With the updates Adobe is underscoring its focus on workgroups and document management. The client products all tie in to the company's Intelligent Document Platform, a set of elements Adobe wants to use to make PDF with XML additions a common way to get data in and out of enterprise systems.
Acrobat 7.0 Professional users can create PDF files and allow those to be reviewed and commented on by Acrobat Reader 7.0 users. The reader features a new reviewing toolbar that can be enabled when the PDF file is created in Acrobat Professional, according to Adobe.
Acrobat 7.0 Professional will also be included in will be integrated in Adobe Creative Suite Premium, the company claims.
Included with Acrobat 7.0 Professional is Adobe LiveCycle Designer, a tool to design PDF forms that work with back-end enterprise systems using XML. These special forms allow organizations to automatically process data sent in PDF forms, so there's no need to re-enter the information into their own back-end systems.
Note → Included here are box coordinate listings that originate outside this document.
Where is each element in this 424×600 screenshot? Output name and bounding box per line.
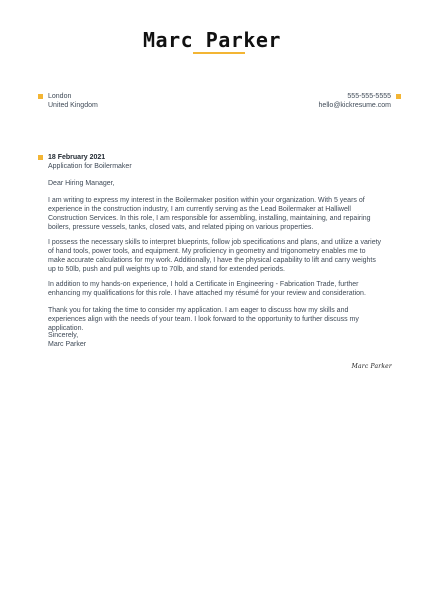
letter-subject: Application for Boilermaker [48, 163, 132, 170]
paragraph-text: I am writing to express my interest in the Boilermaker position within your organization. With 5 years of experience in the construction industry, I am currently serving as the Lead Boilermaker at Halliwell Construction Services. In this role, I am responsible for assembling, installing, maintaining, and repairing boilers, pressure vessels, tanks, closed vats, and related piping on various properties. [48, 197, 371, 231]
contact-city: London [48, 93, 72, 100]
handwritten-signature: Marc Parker [351, 363, 392, 370]
letter-paragraph-3 [48, 280, 383, 298]
paragraph-text: I possess the necessary skills to interpret blueprints, follow job specifications and plans, and utilize a variety of hand tools, power tools, and equipment. My proficiency in geometry and trigonometry enables me to make accurate calculations for my work. Additionally, I have the physical capability to lift and carry weights up to 50lb, push and pull weights up to 70lb, and stand for extended periods. [48, 239, 382, 273]
letter-closing: Sincerely, [48, 332, 79, 339]
letter-greeting: Dear Hiring Manager, [48, 180, 115, 187]
address-bullet-icon [38, 94, 43, 99]
paragraph-text: In addition to my hands-on experience, I hold a Certificate in Engineering - Fabrication Trade, further enhancing my qualifications for this role. I have attached my résumé for your review and consideration. [48, 281, 366, 297]
phone-bullet-icon [396, 94, 401, 99]
contact-country: United Kingdom [48, 102, 98, 109]
contact-email: hello@kickresume.com [318, 102, 391, 109]
letter-signoff-name: Marc Parker [48, 341, 87, 348]
name-underline [193, 52, 245, 54]
date-bullet-icon [38, 155, 43, 160]
contact-phone: 555-555-5555 [347, 93, 391, 100]
letter-paragraph-1 [48, 196, 383, 232]
letter-paragraph-2 [48, 238, 383, 274]
letter-date: 18 February 2021 [48, 154, 106, 161]
paragraph-text: Thank you for taking the time to consider my application. I am eager to discuss how my skills and experiences align with the needs of your team. I look forward to the opportunity to further discuss my application. [48, 307, 359, 332]
applicant-name: Marc Parker [143, 28, 281, 52]
letter-paragraph-4 [48, 306, 383, 333]
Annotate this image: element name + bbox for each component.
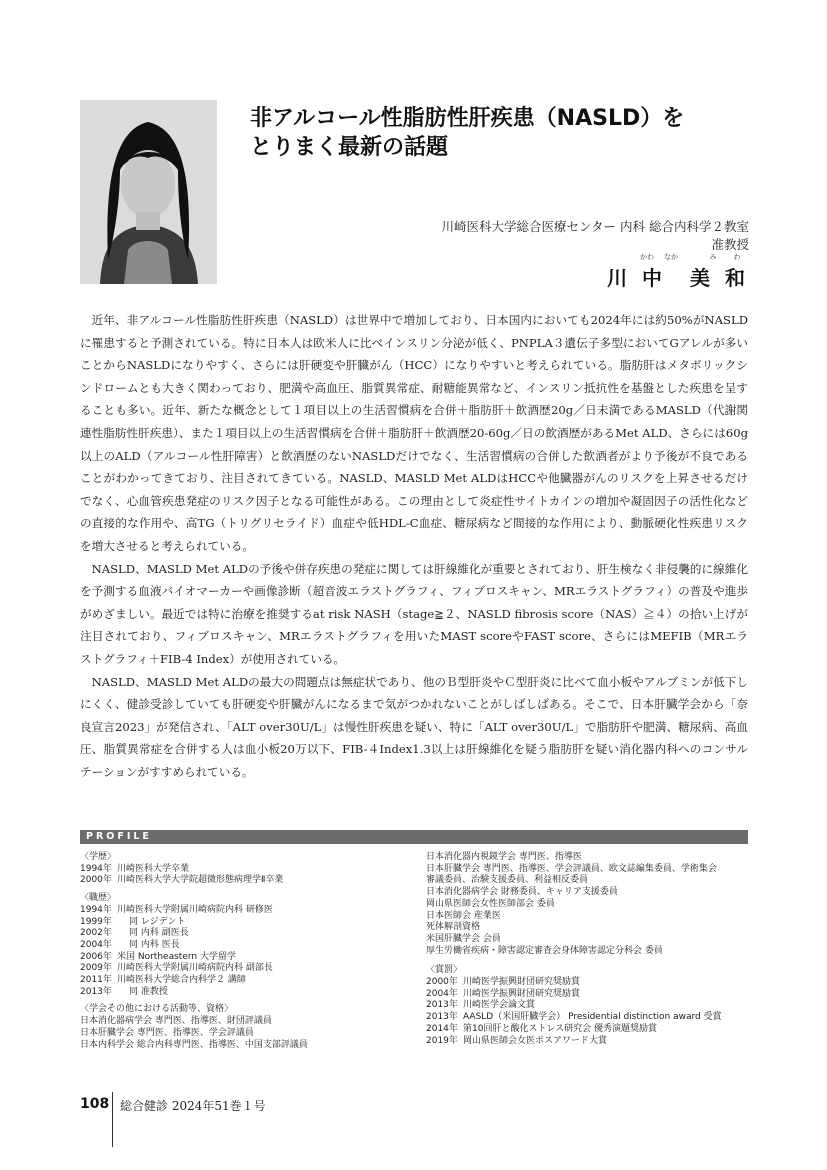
education-heading: 〈学歴〉 xyxy=(80,852,117,862)
award-row xyxy=(426,1000,756,1012)
journal-citation: 総合健診 2024年51巻１号 xyxy=(120,1099,266,1113)
career-row xyxy=(80,987,410,999)
row-year: 2013年 xyxy=(426,1000,458,1011)
row-text: AASLD（米国肝臓学会） Presidential distinction award 受賞 xyxy=(463,1012,722,1023)
award-row xyxy=(426,1036,756,1048)
body-paragraph-3: NASLD、MASLD Met ALDの最大の問題点は無症状であり、他のＢ型肝炎やＣ型肝炎に比べて血小板やアルブミンが低下しにくく、健診受診していても肝硬変や肝臓がんになるまで気がつかれないことがしばしばある。そこで、日本肝臓学会から「奈良宣言2023」が発信され、「ALT over30U/L」は慢性肝疾患を疑い、特に「ALT over30U/L」で脂肪肝や肥満、糖尿病、高血圧、脂質異常症を合併する人は血小板20万以下、FIB-４Index1.3以上は肝線維化を疑う脂肪肝を疑い消化器内科へのコンサルテーションがすすめられている。 xyxy=(80,674,748,779)
title-line-1: 非アルコール性脂肪性肝疾患（NASLD）を xyxy=(250,106,685,131)
row-year: 1994年 xyxy=(80,863,112,874)
affiliation-line-1: 川崎医科大学総合医療センター 内科 総合内科学２教室 xyxy=(441,219,749,234)
activity-line: 日本肝臓学会 専門医、指導医、学会評議員 xyxy=(80,1027,254,1038)
row-year: 2006年 xyxy=(80,951,112,962)
profile-header-bar xyxy=(80,830,748,844)
awards-heading: 〈賞罰〉 xyxy=(426,965,463,976)
row-text: 川崎医学振興財団研究奨励賞 xyxy=(463,988,581,999)
row-text: 川崎医科大学大学院超微形態病理学Ⅱ卒業 xyxy=(117,875,284,886)
profile-label: PROFILE xyxy=(86,831,152,842)
row-text: 川崎医科大学附属川崎病院内科 研修医 xyxy=(117,904,273,915)
ruby-gap xyxy=(683,252,701,262)
career-heading: 〈職歴〉 xyxy=(80,893,117,904)
activity-line: 岡山県医師会女性医師部会 委員 xyxy=(426,898,555,909)
row-text: 川崎医科大学附属川崎病院内科 副部長 xyxy=(117,963,273,974)
activities-heading: 〈学会その他における活動等、資格〉 xyxy=(80,1004,234,1015)
row-text: 同 レジデント xyxy=(129,916,186,927)
activity-line: 米国肝臓学会 会員 xyxy=(426,933,501,944)
row-year: 2013年 xyxy=(426,1012,458,1023)
ruby-1: かわ xyxy=(640,253,654,261)
education-row xyxy=(80,875,410,887)
row-year: 2000年 xyxy=(426,977,458,988)
affiliation xyxy=(442,218,749,254)
row-text: 岡山県医師会女医ポスアワード大賞 xyxy=(463,1035,608,1046)
row-year: 1999年 xyxy=(80,916,112,927)
activity-line: 日本医師会 産業医 xyxy=(426,910,501,921)
career-row xyxy=(80,940,410,952)
row-text: 川崎医科大学卒業 xyxy=(117,863,190,874)
education-section xyxy=(80,852,410,887)
award-row xyxy=(426,977,756,989)
activity-line: 日本消化器内視鏡学会 専門医、指導医 xyxy=(426,852,582,862)
row-text: 川崎医学会論文賞 xyxy=(463,1000,536,1011)
title-line-2: とりまく最新の話題 xyxy=(250,135,449,160)
career-row xyxy=(80,917,410,929)
author-ruby xyxy=(607,252,749,262)
author-photo xyxy=(80,100,217,284)
activities-section xyxy=(80,1004,410,1051)
career-row xyxy=(80,928,410,940)
ruby-4: わ xyxy=(733,253,741,261)
article-body xyxy=(80,309,748,783)
row-year: 2009年 xyxy=(80,963,112,974)
career-row xyxy=(80,952,410,964)
awards-section xyxy=(426,965,756,1047)
activity-line: 日本消化器病学会 財務委員、キャリア支援委員 xyxy=(426,887,618,898)
career-row xyxy=(80,975,410,987)
profile-right-column xyxy=(426,852,756,1047)
row-text: 同 内科 副医長 xyxy=(129,928,189,939)
award-row xyxy=(426,1024,756,1036)
row-text: 川崎医科大学総合内科学２ 講師 xyxy=(117,975,246,986)
portrait-image xyxy=(80,100,217,284)
row-year: 2004年 xyxy=(426,988,458,999)
profile-left-column xyxy=(80,852,410,1051)
row-text: 同 准教授 xyxy=(129,986,168,997)
page-number: 108 xyxy=(80,1096,110,1112)
career-row xyxy=(80,963,410,975)
activities-continued xyxy=(426,852,756,957)
row-year: 2011年 xyxy=(80,975,112,986)
career-row xyxy=(80,905,410,917)
row-text: 米国 Northeastern 大学留学 xyxy=(117,951,236,962)
award-row xyxy=(426,989,756,1001)
activity-line: 日本内科学会 総合内科専門医、指導医、中国支部評議員 xyxy=(80,1039,308,1050)
article-title xyxy=(250,104,770,162)
ruby-3: み xyxy=(709,253,717,261)
author-block xyxy=(607,252,749,291)
row-year: 1994年 xyxy=(80,904,112,915)
body-paragraph-2: NASLD、MASLD Met ALDの予後や併存疾患の発症に関しては肝線維化が重要とされており、肝生検なく非侵襲的に線維化を予測する血液バイオマーカーや画像診断（超音波エラストグラフィ、フィブロスキャン、MRエラストグラフィ）の普及や進歩がめざましい。最近では特に治療を推奨するat risk NASH（stage≧２、NASLD fibrosis score（NAS）≧４）の拾い上げが注目されており、フィブロスキャン、MRエラストグラフィを用いたMAST scoreやFAST score、さらにはMEFIB（MRエラストグラフィ＋FIB-4 Index）が使用されている。 xyxy=(80,561,748,666)
footer-divider xyxy=(112,1092,113,1147)
row-year: 2019年 xyxy=(426,1035,458,1046)
author-name: 川 中 美 和 xyxy=(607,266,749,290)
career-section xyxy=(80,893,410,998)
body-paragraph-1: 近年、非アルコール性脂肪性肝疾患（NASLD）は世界中で増加しており、日本国内においても2024年には約50%がNASLDに罹患すると予測されている。特に日本人は欧米人に比べインスリン分泌が低く、PNPLA３遺伝子多型においてGアレルが多いことからNASLDになりやすく、さらには肝硬変や肝臓がん（HCC）になりやすいと考えられている。脂肪肝はメタボリックシンドロームとも大きく関わっており、肥満や高血圧、脂質異常症、耐糖能異常など、インスリン抵抗性を基盤とした疾患を呈することも多い。近年、新たな概念として１項目以上の生活習慣病を合併＋脂肪肝＋飲酒歴20g／日未満であるMASLD（代謝関連性脂肪性肝疾患）、また１項目以上の生活習慣病を合併＋脂肪肝＋飲酒歴20-60g／日の飲酒歴があるMet ALD、さらには60g以上のALD（アルコール性肝障害）と飲酒歴のないNASLDだけでなく、生活習慣病の合併した飲酒者がより予後が不良であることがわかってきており、注目されてきている。NASLD、MASLD Met ALDはHCCや他臓器がんのリスクを上昇させるだけでなく、心血管疾患発症のリスク因子となる可能性がある。この理由として炎症性サイトカインの増加や凝固因子の活性化などの直接的な作用や、高TG（トリグリセライド）血症や低HDL-C血症、糖尿病など間接的な作用により、動脈硬化性疾患リスクを増大させると考えられている。 xyxy=(80,313,748,553)
ruby-2: なか xyxy=(664,253,678,261)
activity-line: 死体解剖資格 xyxy=(426,922,481,933)
row-text: 川崎医学振興財団研究奨励賞 xyxy=(463,977,581,988)
award-row xyxy=(426,1012,756,1024)
row-year: 2014年 xyxy=(426,1023,458,1034)
activity-line: 日本消化器病学会 専門医、指導医、財団評議員 xyxy=(80,1016,272,1027)
education-row xyxy=(80,864,410,876)
activity-line: 厚生労働省疾病・障害認定審査会身体障害認定分科会 委員 xyxy=(426,945,663,956)
row-text: 同 内科 医長 xyxy=(129,939,180,950)
row-year: 2000年 xyxy=(80,875,112,886)
row-year: 2013年 xyxy=(80,986,112,997)
activity-line: 日本肝臓学会 専門医、指導医、学会評議員、欧文誌編集委員、学術集会 xyxy=(426,863,717,874)
activity-line: 審議委員、治験支援委員、利益相反委員 xyxy=(426,875,589,886)
row-year: 2002年 xyxy=(80,928,112,939)
row-text: 第10回肝と酸化ストレス研究会 優秀演題奨励賞 xyxy=(463,1023,658,1034)
affiliation-line-2: 准教授 xyxy=(711,237,749,252)
row-year: 2004年 xyxy=(80,939,112,950)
Adobe's Intelligent Document Platform goes up against Microsoft's XML plans for Office and InfoPath and competes with products from several smaller vendors.
Catering to its traditional audience of design professionals, Adobe has enhanced the Acrobat applications to display PDF files that include ‘live’ 3D CAD content as opposed to a static 3D picture, the company said.
The high-end Acrobat 7.0 Professional is targeted at technical and creative professionals and is priced at £395 ex VAT. An upgrade from selected preceding versions is available for £135 ex VAT.
Acrobat 7.0 Standard is aimed at business professionals and costs £245 plus VAT, with the upgrade version priced at £79 plus VAT.
Acrobat 7.0 Standard and Professional will be available in English, French, German and Japanese by the end of the year for Windows and Mac. Acrobat Reader 7.0 will be available for Windows and Mac by year's end and next year for Linux, Pocket PC, Palm OS and Symbian, according to Adobe.